Part-time Legislature alters constitution, group says
Lansing — A state board on Wednesday will consider whether to approve Lt. Gov. Brian Calley’s petition for a part-time Legislature to be circulated for signatures.
But even as Calley moves ahead with his plan to slash the number of days lawmakers would work in Lansing amid a likely gubernatorial bid, another group is saying the plan could mean substantial changes to the state constitution and where political power is concentrated.
Patrick Anderson, CEO of the Anderson Economic Group, in a Friday letter to Elections Director Chris Thomas detailed concern that the plan could cede more power to the governor and make it less likely for citizen-driven ballot initiatives to make it into law.
“The proposed amendment would alter at least two provisions of the 1963 Constitution, affecting the balance of powers between the Legislature and executive, the powers of initiative held by the citizens and the ability of the governor to veto and the Legislature to avoid a veto,” Anderson wrote in the letter, also sent to the secretary of the State Board of Canvassers.
A petition that would alter sections of the constitution must explicitly state what sections it seeks to change.
The Bureau of Elections also questioned the legality of the plan last week before OK’ing it later.
Schuette and Calley, both Republicans, are expected to announce their competing bids for governor.
Calley disagrees that it would modify the constitution.
The part-time plan is meant to streamline the legislative process and lead to “better laws because it ensures legislators live most of their lives under the laws they make,” Calley said during the Mackinac Policy Conference in May.

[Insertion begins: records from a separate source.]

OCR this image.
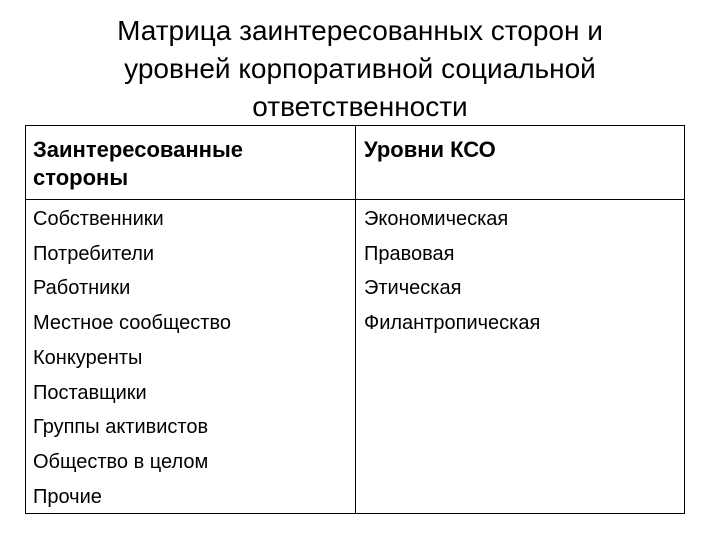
Матрица заинтересованных сторон и
уровней корпоративной социальной
ответственности
Заинтересованные
стороны
Уровни КСО
Собственники
Потребители
Работники
Местное сообщество
Конкуренты
Поставщики
Группы активистов
Общество в целом
Прочие
Экономическая
Правовая
Этическая
Филантропическая
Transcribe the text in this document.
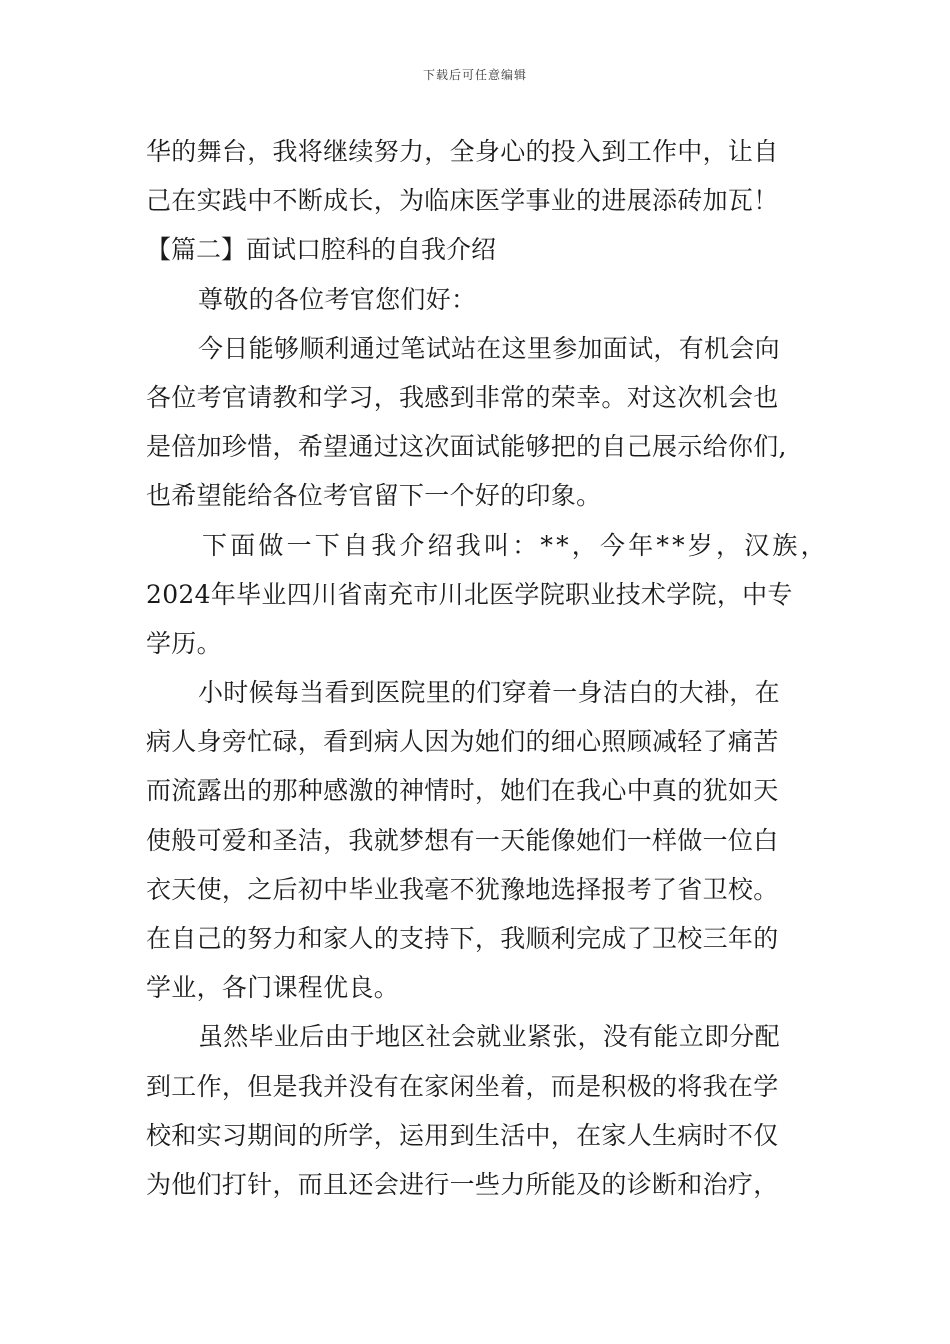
下载后可任意编辑
华的舞台，我将继续努力，全身心的投入到工作中，让自
己在实践中不断成长，为临床医学事业的进展添砖加瓦！
【篇二】面试口腔科的自我介绍
尊敬的各位考官您们好：
今日能够顺利通过笔试站在这里参加面试，有机会向
各位考官请教和学习，我感到非常的荣幸。对这次机会也
是倍加珍惜，希望通过这次面试能够把的自己展示给你们,
也希望能给各位考官留下一个好的印象。
下面做一下自我介绍我叫：**，今年**岁，汉族，
2024年毕业四川省南充市川北医学院职业技术学院，中专
学历。
小时候每当看到医院里的们穿着一身洁白的大褂，在
病人身旁忙碌，看到病人因为她们的细心照顾减轻了痛苦
而流露出的那种感激的神情时，她们在我心中真的犹如天
使般可爱和圣洁，我就梦想有一天能像她们一样做一位白
衣天使，之后初中毕业我毫不犹豫地选择报考了省卫校。
在自己的努力和家人的支持下，我顺利完成了卫校三年的
学业，各门课程优良。
虽然毕业后由于地区社会就业紧张，没有能立即分配
到工作，但是我并没有在家闲坐着，而是积极的将我在学
校和实习期间的所学，运用到生活中，在家人生病时不仅
为他们打针，而且还会进行一些力所能及的诊断和治疗，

It could also boost his popularity in some conservative circles where the part-time idea has been gaining traction.
Calley’s “Clean Michigan Government” plan would amend the state constitution to limit the Legislature to meeting for 90 session days consecutively, rather than spliced throughout the year.
That could “substantially alter” lawmakers’ ability to adopt voter-driven policy initiatives because the time frame they could present it to the Legislature — within a state-required 40 day period — grows significantly slimmer if they’re in session for fewer days of the year, Anderson argues.
“Citizens that initiate laws would therefore have the power to simply delay submitting petitions until it was too late for the Legislature to consider them, thus bypassing the current intention of allowing the Legislature to consider it,” he wrote.
In 2006, Anderson authored and circulated a petition to repeal the Single Business Tax and offered it to the Legislature to consider after scraping together 291,000 signatures. Lawmakers then voted to approve it and it became law that year.
If Calley’s part-time schedule had been in place then, Anderson couldn’t have propelled it into state law because they wouldn’t have been in session.
A part-time schedule could also cede more power to the governor by narrowing the time period in which the Legislature can override a governor’s veto of a Legislature-approved bill by garnering two-thirds support in both the House and Senate.
That could make it extremely unlikely to override a veto, Anderson argues.
“We need a veto power ... we need the power of the citizens to adopt laws. And I care about that a lot, which is why I sent the letter,” he said.